Sheinbaum también destacó que esta inversión se realizará a lo largo de todo el sexenio hasta el 2030. La mayoría será inversión pública utilizando distintos instrumentos, como el utilizado para Pemex el año anterior, mientras que otra parte será inversión mixta. Se explicó en la conferencia matutina “Las mañaneras del pueblo” que esta inversión busca un modelo de crecimiento con justicia social y desarrollo sustentable, en el cual el Estado mexicano no entregará concesiones ni adquirirá financiamiento con altas tasas de interés.

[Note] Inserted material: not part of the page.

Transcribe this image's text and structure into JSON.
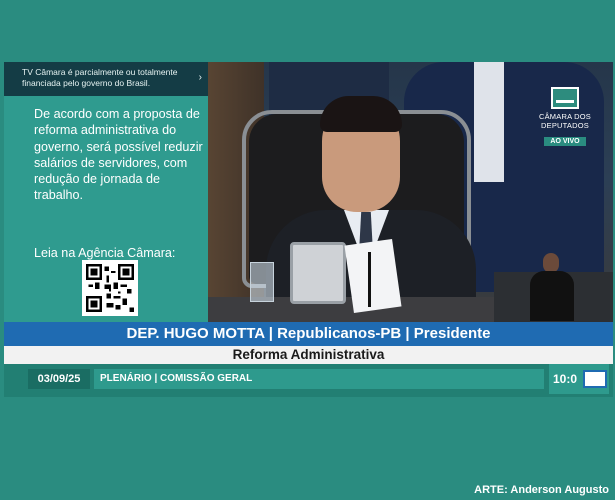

Además, se enfatizó que la inversión pública impulsará esquemas para fomentar el crecimiento en inversión privada, con el objetivo de lograr un crecimiento que se traduzca en bienestar para la sociedad. El secretario de Hacienda y Crédito Público, Édgar Amador Zamora, detalló que este plan contempla cuatro pilares para su ejecución, incluyendo un Consejo de Planeación Estratégica de la Inversión y la actualización de la Normatividad.
Por otro lado, se destacó que las inversiones mixtas garantizarán el control del Estado en proyectos estratégicos, acelerando su ejecución con el capital privado bajo reglas definidas por el Estado. María del Carmen Bonilla Rodríguez, subsecretaria de Hacienda y Crédito Público, mencionó los beneficios del Plan, como promover el desarrollo regional, garantizar finanzas públicas saludables y asegurar un crecimiento económico inclusivo y sostenible. Este enfoque busca asegurar transparencia y certidumbre en todas las etapas del proceso.